Ein Patchwork unerhörter Klänge
Zum dritten Male schon sei er hier, sagt Akkordeonist Otto Lechner, womit zum außerordentlichen Flair des Riedlinger Theaters im Hof eigentlich schon ziemlich viel gesagt ist. Stets spielt er vor ausverkauften Plätzen, womit zu Otto Lechners Popularität ebenfalls viel gesagt ist. Doch der zauberhaften Atmosphäre im verträumten Hof des alten Bauernhauses rund um die ehrwürdige Kastanie wäre damit noch zu wenig Ehre erwiesen, leben die Veranstaltungen in dem Kanderner Ortsteil doch auch vom Zauber dieses außergewöhnlichen Veranstaltungsortes, der vielleicht der schönste der Region ist.

Jenseits des Gewohnten an diesem Abend: Otto Lechner tritt mit seiner Kunst des erweiterten Akkordeonspiels hinter Hans Tschiritsch zurück. Gemeinsam mit Franz Haselsteiner sind sie die Formation Ohrwerk. Ohrwerk ist Stückwerk und macht eine Musik, die sich in vielen Traditionen bedient, vieles zitiert und neu mischt. Alle drei musikalischen Patchworker kommen aus Österreich. Berührungsängste mit der alpinen Musiktradition gibt es keine, sie wird fröhlich und virtuos zitiert, um dann auch mit anderen Musikstilen ergänzt zu werden. So wird der Ländler mit Rock kombiniert, das Stanzerl mit dem Blues, und alles mit lateinamerikanischen Rhythmen unterlegt,

Herausragend ist Hans Tschiritsch, Multiinstrumentalist und Obertonsänger. Wer mit so viel Leichtigkeit die Grenzen überspringt, wer sich nicht beschränken möchte auf das, was ist und längst schon war, der braucht neue Ausdrucksformen, dem ist das Gegebene zu wenig. Und so ist Hans Tschiritsch eben nicht nur Kompositeur und Arrangeur sondern auch Erfinder diverser Musikinstrumente. Und er nimmt die Zuhörer mit auf eine Reise zu unerhörten Klängen, wo eine Nähmaschine zur Drehleier wird und ein Ölfass zum Bass. Hans Tschiritsch ist ein Klangfetischist, einer dem das Vorhandene nie genug ist. Da verstärkt er die Saiten einer Geige mit einem metallenen Trichter, und heraus kommt ein Klang nostalgisch im Schellack-Ambiente, dabei sind Hans Tschiritschs Klänge alle handgemacht, ohne jede technische Verstärkung.

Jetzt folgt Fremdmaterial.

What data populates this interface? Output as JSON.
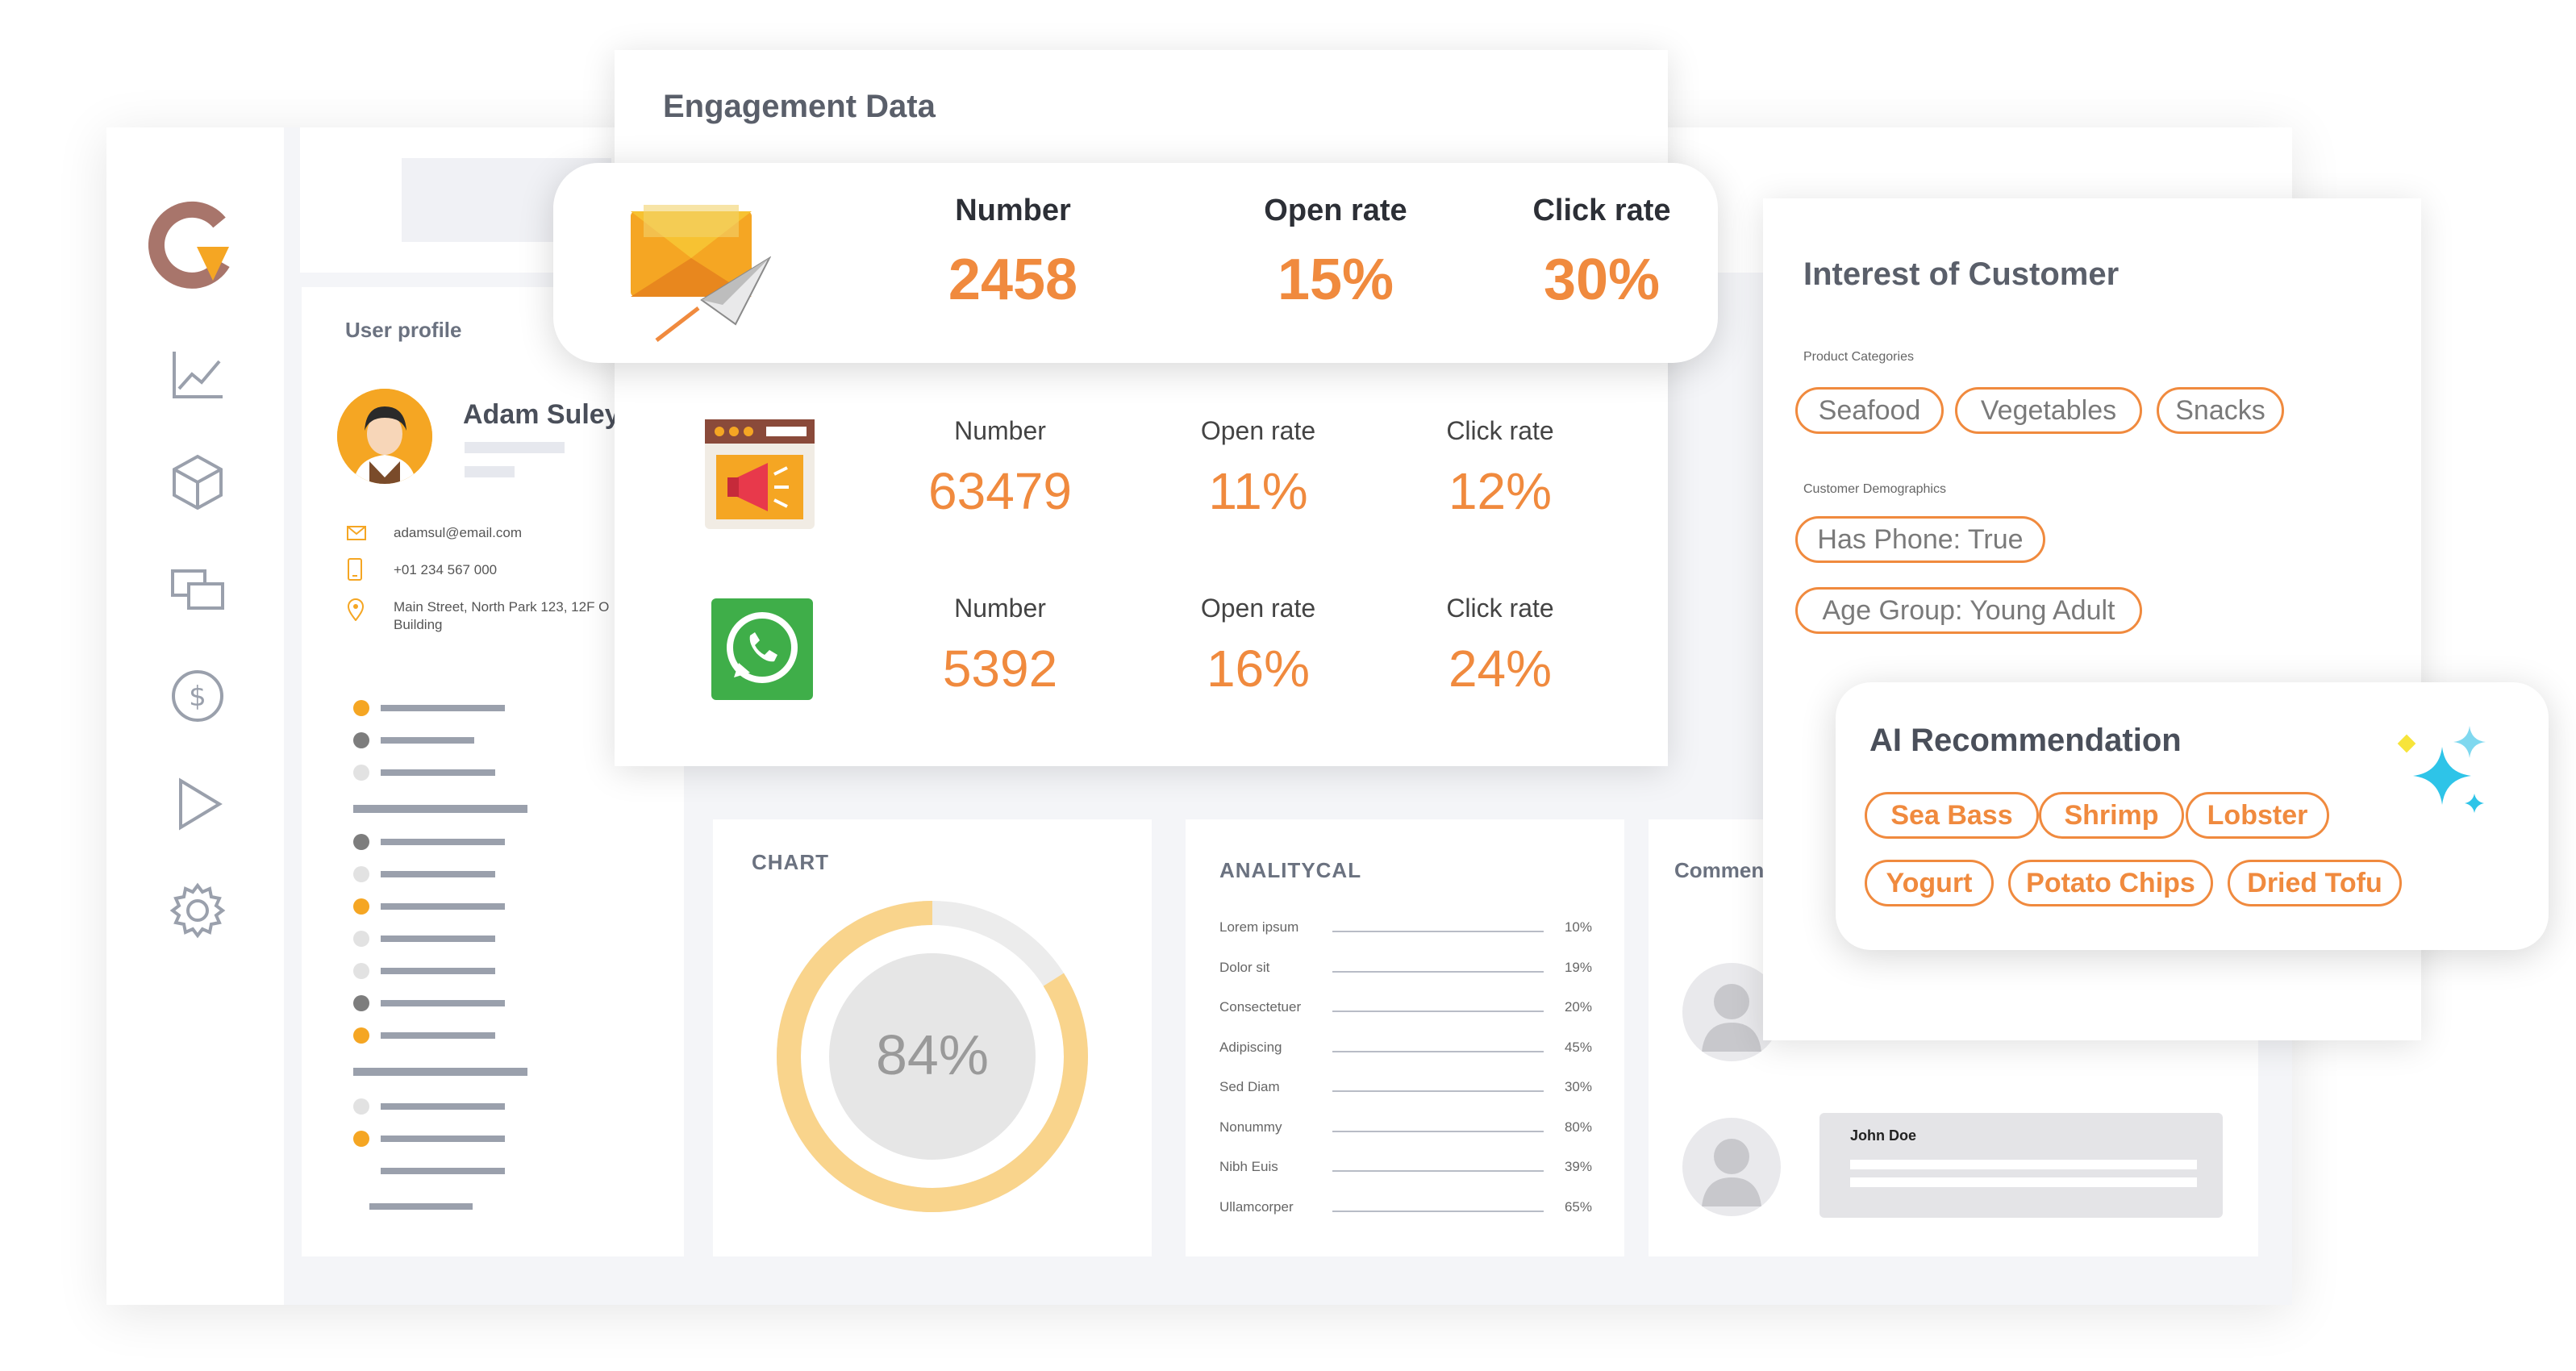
{
  "profile": {
    "title": "User profile",
    "name": "Adam Suley",
    "email": "adamsul@email.com",
    "phone": "+01 234 567 000",
    "address_line1": "Main Street, North Park 123, 12F O",
    "address_line2": "Building"
  },
  "chart": {
    "title": "CHART",
    "percent_label": "84%",
    "value": 84,
    "ring_color": "#f9d48c",
    "track_color": "#ececec"
  },
  "analytical": {
    "title": "ANALITYCAL",
    "rows": [
      {
        "label": "Lorem ipsum",
        "value": "10%"
      },
      {
        "label": "Dolor sit",
        "value": "19%"
      },
      {
        "label": "Consectetuer",
        "value": "20%"
      },
      {
        "label": "Adipiscing",
        "value": "45%"
      },
      {
        "label": "Sed Diam",
        "value": "30%"
      },
      {
        "label": "Nonummy",
        "value": "80%"
      },
      {
        "label": "Nibh Euis",
        "value": "39%"
      },
      {
        "label": "Ullamcorper",
        "value": "65%"
      }
    ]
  },
  "comments": {
    "title": "Comments",
    "author": "John Doe"
  },
  "engagement": {
    "title": "Engagement Data",
    "email": {
      "icon": "email-send-icon",
      "number_label": "Number",
      "number": "2458",
      "open_label": "Open rate",
      "open": "15%",
      "click_label": "Click rate",
      "click": "30%"
    },
    "web": {
      "icon": "web-megaphone-icon",
      "number_label": "Number",
      "number": "63479",
      "open_label": "Open rate",
      "open": "11%",
      "click_label": "Click rate",
      "click": "12%"
    },
    "whatsapp": {
      "icon": "whatsapp-icon",
      "number_label": "Number",
      "number": "5392",
      "open_label": "Open rate",
      "open": "16%",
      "click_label": "Click rate",
      "click": "24%"
    }
  },
  "interest": {
    "title": "Interest of Customer",
    "categories_label": "Product Categories",
    "categories": [
      "Seafood",
      "Vegetables",
      "Snacks"
    ],
    "demographics_label": "Customer Demographics",
    "demographics": [
      "Has Phone: True",
      "Age Group: Young Adult"
    ]
  },
  "ai": {
    "title": "AI Recommendation",
    "items": [
      "Sea Bass",
      "Shrimp",
      "Lobster",
      "Yogurt",
      "Potato Chips",
      "Dried Tofu"
    ],
    "icon": "sparkle-icon"
  },
  "colors": {
    "accent": "#f08a3e",
    "sidebar_icon": "#9aa0ac",
    "logo": "#a8756b"
  }
}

Da bedienen sich Otto Lechner und Franz Haselsteiner, Bass-Akkordeon, im Genre der Alpinen Volksmusik und Hans Tschiritsch legt mit der singenden Säge und dem Bogen eine weiter Tonspur drüber. Er verfremdet die Klänge und das Vertraute besticht eben dadurch, dass es gleichzeitig fremd und vertraut ist. Was Hans Tschiritsch mit viel Spielfreude und einem Schuss Ironie gelingt, ist nichts weniger als die Musikalität der Dinge freizulegen. Das Tschiteri-doo zum Beispiel, dieses Cello mit seinem Hals, der nicht nur Saiten hält, sondern auch ein Blasinstrument, dessen monotone Klangfarbe aufregende musikalische Entdeckungen ermöglicht. Nichtendenwollender Applaus nach einer guten Stunde Spielzeit, Mozart dann als Zugabe. Und dann drei Musiker, die für ihr Publikum auf eine Reise gingen. Ihr Repertoire ist erschöpft, die Zuhörer sind es noch lange nicht, es folgt eine Improvisation, ein Gespräch dreier Musiker, ein intensives Fragen und Antworten. Dieses letzte Stück ist eine Hingabe an die Musik und das Musizieren – vielleicht das persönlichste Stück des Abends: Aus dem Augenblick entstanden, für diesen gemacht. Dabei waren sie alle intensiv und komplex, virtuos und beieindruckend.